Conflicting assessments appear for Brooklyn. Forbes lists Brooklyn as needing a right-sided male, while Nmlpickleball describes Brooklyn as needing a left-side starting male and a starting female. The MLP keeper table snippet also shows Dylan Frazier associated with Brooklyn, underscoring that public keeper fragments are partial and that front-office statements will matter when bidding begins.
Amateurs and semi-pros are central to the draft narrative. The Kitchen named Anna Bright the top available woman, predicting the St. Louis Shock will try to reacquire her but likely face bids from Dallas, Columbus, New Jersey and Texas.
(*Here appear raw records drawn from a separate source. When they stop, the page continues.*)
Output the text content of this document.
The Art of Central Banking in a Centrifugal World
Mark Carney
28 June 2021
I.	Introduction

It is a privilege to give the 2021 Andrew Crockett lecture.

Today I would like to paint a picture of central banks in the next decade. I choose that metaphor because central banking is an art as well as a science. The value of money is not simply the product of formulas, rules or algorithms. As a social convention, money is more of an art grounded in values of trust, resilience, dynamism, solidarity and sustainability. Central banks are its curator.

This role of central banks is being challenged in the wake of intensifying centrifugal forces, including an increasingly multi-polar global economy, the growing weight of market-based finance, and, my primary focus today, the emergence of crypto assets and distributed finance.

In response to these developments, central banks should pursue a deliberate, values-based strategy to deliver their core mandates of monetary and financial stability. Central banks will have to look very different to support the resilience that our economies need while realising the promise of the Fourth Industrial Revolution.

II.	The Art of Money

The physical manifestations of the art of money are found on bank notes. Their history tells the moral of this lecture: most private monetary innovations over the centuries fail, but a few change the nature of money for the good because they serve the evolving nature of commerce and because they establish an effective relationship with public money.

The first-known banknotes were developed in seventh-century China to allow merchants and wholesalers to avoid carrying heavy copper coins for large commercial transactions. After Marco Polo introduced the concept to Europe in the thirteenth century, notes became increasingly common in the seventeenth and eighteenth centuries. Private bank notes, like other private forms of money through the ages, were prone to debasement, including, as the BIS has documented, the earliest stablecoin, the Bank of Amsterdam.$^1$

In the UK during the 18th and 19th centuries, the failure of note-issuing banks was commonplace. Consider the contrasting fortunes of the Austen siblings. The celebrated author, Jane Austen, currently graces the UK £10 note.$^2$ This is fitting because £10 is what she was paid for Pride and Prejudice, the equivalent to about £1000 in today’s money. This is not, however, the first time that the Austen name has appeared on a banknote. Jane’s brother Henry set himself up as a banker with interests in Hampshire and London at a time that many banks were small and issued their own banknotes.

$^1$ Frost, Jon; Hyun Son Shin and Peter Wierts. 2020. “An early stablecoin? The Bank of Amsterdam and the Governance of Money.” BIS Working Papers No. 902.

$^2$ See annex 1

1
The Kitchen and The Dink highlight men like Anderson Scarpa, Will MacKinnon, Wyatt Stone, Zane Ford, Tom Protzek, Martin Emmrich, Greg Dow and Juan Benitez as players "likely to be drafted," while singles specialists listed include Chris Haworth, Donald Young, John Lucian Goins and Rafa Lenhard. Thekitchenpickle flagged Armaan Bhatia at #10 and noted, "He's made it to the Round of 16 in men's doubles in three out of four tournaments this year. But he's another player whose mixed results are suspect."
Financial strategy will steer outcomes. Forbes flagged Bay Area as a possible gambler spending in the $10-20k range on younger talent, and Palm Beach, the league’s only expansion team, used the "Sofia Sewing Rule," traded for Tina Pisnik, and "had the option to sign one non-rostered male for $80,000 and trade for one rostered male, and ended up with Dekel Bar." With "cash is king in Miami" already evident in offseason trades, the dynamic-bidding format and lack of a spending cap mean the 66 open slots will quickly sort teams by willingness to spend and by how well they scout DUPR-ranked amateurs and singles specialists. Post-draft reactions will roll out immediately on The Dink, The Kitchen and PicklePod as full rosters are updated after the slot bidding and selections conclude.